Und bei den Privatversicherern, die ja kein Solidarprinzip kennen, sondern nur das Äquivalenzprinzip, gelten Frauen als "schlechte Risiken", schon weil sie länger leben. Da gibt's keine verbesserte Anrechnung von Kindererziehungs- oder Pflegezeiten (und auch keine Erwerbs- oder Berufsunfähigkeitsrente).

Wenn die Regierung sich jetzt rühmt, dass sie die erwerbstätigen Mütter besser stellen und bei der Hinterbliebenenrente einen kleinen Kinderzuschlag vorsehen will, dann ist das so, als ob einer unter aller Augen die Sau vom Hof klaut, tags darauf ein Schnitzel zurückbringt und dafür als edler Spender gefeiert werden will.

Die Altersarmut wird nicht verhindert, sondern sie wird deutlich zunehmen. Das sinkende Rentenniveau wird künftig Jahr für Jahr mehr alte Menschen unter die Armutsgrenze drücken, also unter 50% des durchschnittlichen Nettoerwerbseinkommens. Das trifft wieder - aber nicht nur - in erster Linie Frauen.

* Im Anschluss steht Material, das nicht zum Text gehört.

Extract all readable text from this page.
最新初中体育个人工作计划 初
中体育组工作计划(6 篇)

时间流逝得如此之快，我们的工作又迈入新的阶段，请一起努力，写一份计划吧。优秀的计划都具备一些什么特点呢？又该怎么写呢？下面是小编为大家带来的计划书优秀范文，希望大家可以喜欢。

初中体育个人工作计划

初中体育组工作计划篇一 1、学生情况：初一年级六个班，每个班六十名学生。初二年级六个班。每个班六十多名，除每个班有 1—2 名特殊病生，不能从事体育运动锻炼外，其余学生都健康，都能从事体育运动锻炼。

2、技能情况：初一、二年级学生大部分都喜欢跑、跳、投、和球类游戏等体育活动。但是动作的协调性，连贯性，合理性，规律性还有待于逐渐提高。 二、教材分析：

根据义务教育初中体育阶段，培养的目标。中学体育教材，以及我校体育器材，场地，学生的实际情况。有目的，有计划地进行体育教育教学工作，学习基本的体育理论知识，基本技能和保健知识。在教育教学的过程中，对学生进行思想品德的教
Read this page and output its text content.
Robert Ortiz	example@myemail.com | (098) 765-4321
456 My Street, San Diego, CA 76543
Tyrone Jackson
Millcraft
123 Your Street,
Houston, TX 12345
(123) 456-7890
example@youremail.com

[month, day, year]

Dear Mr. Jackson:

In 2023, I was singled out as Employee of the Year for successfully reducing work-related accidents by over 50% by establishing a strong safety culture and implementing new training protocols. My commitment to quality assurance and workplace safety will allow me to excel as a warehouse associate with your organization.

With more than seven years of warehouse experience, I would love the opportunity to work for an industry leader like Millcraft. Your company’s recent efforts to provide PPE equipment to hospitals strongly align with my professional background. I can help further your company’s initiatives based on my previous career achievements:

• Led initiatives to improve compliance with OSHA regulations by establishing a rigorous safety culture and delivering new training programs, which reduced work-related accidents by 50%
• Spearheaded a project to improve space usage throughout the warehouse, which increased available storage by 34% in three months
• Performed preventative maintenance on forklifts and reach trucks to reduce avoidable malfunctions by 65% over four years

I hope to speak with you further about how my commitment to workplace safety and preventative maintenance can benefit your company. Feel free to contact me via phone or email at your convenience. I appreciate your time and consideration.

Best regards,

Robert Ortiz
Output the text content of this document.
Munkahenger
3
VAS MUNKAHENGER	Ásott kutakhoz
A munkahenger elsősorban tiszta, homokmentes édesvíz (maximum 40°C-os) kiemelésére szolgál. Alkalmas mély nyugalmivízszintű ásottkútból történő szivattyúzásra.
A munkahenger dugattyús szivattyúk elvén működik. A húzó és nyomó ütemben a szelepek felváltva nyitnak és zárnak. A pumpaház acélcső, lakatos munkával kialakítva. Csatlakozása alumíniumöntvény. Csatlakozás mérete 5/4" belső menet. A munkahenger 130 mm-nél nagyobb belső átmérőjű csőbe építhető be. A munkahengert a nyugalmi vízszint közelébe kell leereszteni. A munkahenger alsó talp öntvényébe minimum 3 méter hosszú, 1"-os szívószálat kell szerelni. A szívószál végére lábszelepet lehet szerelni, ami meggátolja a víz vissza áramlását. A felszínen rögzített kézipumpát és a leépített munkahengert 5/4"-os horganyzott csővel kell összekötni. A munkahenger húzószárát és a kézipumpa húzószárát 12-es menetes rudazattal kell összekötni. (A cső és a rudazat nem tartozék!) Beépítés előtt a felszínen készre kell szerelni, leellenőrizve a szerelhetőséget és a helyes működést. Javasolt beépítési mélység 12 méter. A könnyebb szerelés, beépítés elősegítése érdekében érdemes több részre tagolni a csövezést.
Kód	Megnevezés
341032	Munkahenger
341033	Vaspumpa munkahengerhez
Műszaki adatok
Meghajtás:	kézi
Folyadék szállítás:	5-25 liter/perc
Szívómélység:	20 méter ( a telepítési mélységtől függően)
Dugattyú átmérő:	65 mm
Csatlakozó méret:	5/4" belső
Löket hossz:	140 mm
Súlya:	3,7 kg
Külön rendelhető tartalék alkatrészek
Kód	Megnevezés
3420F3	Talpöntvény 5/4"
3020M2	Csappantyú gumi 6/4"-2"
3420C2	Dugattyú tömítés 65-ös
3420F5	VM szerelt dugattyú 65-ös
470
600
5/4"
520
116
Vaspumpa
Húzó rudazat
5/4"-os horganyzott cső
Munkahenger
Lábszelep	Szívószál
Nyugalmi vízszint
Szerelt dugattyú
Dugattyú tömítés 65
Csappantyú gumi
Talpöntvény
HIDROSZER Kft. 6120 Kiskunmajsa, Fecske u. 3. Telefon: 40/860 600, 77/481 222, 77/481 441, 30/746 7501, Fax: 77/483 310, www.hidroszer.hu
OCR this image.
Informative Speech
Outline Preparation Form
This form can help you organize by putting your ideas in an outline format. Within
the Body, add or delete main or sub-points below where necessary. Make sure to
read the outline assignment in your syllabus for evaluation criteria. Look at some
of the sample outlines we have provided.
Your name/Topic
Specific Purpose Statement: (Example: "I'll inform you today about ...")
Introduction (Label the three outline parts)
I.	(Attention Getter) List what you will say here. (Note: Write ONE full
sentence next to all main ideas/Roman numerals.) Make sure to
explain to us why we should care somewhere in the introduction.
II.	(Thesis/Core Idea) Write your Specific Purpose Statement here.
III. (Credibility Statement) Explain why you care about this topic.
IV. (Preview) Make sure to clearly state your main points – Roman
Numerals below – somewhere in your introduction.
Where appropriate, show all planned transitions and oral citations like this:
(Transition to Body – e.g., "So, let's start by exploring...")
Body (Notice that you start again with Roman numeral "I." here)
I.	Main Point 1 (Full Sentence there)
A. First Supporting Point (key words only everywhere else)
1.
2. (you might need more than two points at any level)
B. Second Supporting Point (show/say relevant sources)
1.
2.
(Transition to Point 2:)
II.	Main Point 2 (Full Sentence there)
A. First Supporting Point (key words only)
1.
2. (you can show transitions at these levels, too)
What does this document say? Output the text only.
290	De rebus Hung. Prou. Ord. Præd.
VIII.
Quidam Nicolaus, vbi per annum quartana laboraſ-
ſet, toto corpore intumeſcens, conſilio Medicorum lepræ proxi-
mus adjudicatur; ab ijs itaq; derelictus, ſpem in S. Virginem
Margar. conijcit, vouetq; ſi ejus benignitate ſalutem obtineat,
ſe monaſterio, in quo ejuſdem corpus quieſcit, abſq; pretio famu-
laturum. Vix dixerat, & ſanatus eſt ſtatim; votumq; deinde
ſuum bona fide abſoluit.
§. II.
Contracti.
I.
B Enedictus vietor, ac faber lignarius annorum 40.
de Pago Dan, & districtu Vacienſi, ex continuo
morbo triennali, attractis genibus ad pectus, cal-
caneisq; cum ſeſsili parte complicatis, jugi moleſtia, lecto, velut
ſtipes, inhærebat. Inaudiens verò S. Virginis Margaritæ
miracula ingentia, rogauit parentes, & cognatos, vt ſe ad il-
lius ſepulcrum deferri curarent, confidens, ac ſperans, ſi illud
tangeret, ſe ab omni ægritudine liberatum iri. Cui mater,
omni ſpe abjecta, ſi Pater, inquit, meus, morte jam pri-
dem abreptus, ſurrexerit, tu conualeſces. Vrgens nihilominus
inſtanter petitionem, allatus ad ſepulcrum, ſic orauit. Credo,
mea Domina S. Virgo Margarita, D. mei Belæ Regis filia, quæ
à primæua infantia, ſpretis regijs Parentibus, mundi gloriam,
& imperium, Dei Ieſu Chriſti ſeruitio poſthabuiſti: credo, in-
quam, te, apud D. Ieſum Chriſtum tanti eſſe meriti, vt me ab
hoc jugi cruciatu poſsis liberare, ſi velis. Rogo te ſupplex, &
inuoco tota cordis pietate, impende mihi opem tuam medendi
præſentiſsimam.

Wir dürfen ja auch nicht vergessen, dass die Regierung schon letztes Jahr mit Eichels "Sparpaket" die Rentenversicherungsbeiträge für Erwerbslose drastisch gekürzt und schon damit neue Risiken der Alterarmut produziert hat. Mit der geplanten Niveausenkung der Rente werden die massiv verschärft

Und man muss im Auge behalten: Wenn die Renten sinken, wird auch früher oder später die Sozialhilfe gekürzt werden. Denn da gilt de facto ein "Abstandsgebot". Wer gearbeitet und in die Sozialversicherung eingezahlt hat soll sich ja hinterher besser stehen als mit Sozialhilfe.

Die "Generationengerechtigkeit" wird durch die Rentenreform nicht gesichert, sondern massiv verletzt. Früher wurde immer verkündet, man müsse die Jungen vor einer drohenden Überforderung durch steigende Rentenlasten einer wachsenden Altersbevölkerung schützen. Jetzt aber will die Bundesregierung gezielt die Jungen am meisten zusätzlich belasten. Für die Jungen geht die gesetzliche Rente in den Keller, und sie müssen alleine die Privatbeiträge berappen, wenn sie um's Sozialamt herumkommen wollen. Auch hier gilt: Die Regierung macht das Gegenteil dessen, was sie versprochen hatte.

Nun ist es aber nicht so, dass diejenigen, die heute schon in Rente sind oder die vor 2011 - also bevor der Kürzungsfaktor zuschlägt - in Rente gehen, ungeschoren davon kämen. Denn auch ihr Rentenniveau sinkt - zwar langsam, aber stetig. Das liegt an dem Trick bei der Nettolohnberechnung. Der sorgt dafür, dass bei einer Rückkehr zur Nettolohnanpassung die Anpassungen entsprechend geringer ausfallen. Auch sollen zukünftige Entlastungen für ArbeitnehmerInnen bei den Abgaben aus dem GRV-Nettolohn herausgerechnet werden. Und die gegenwärtige "Operation Inflationsausgleich" wird ja nicht kompensiert, sondern wirkt durch die Folgejahre fort.

(Anrede)

Das Ganze wird uns selbstverständlich verkauft als "der einzige Weg", um die Rente finanzierbar zu halten, weil die Zahl der alten Menschen und ihre Lebenserwartung ja "schrecklicher Weise" steigt. Das Ganze sei sozusagen ein Sachzwang in Folge des demografischen Wandels.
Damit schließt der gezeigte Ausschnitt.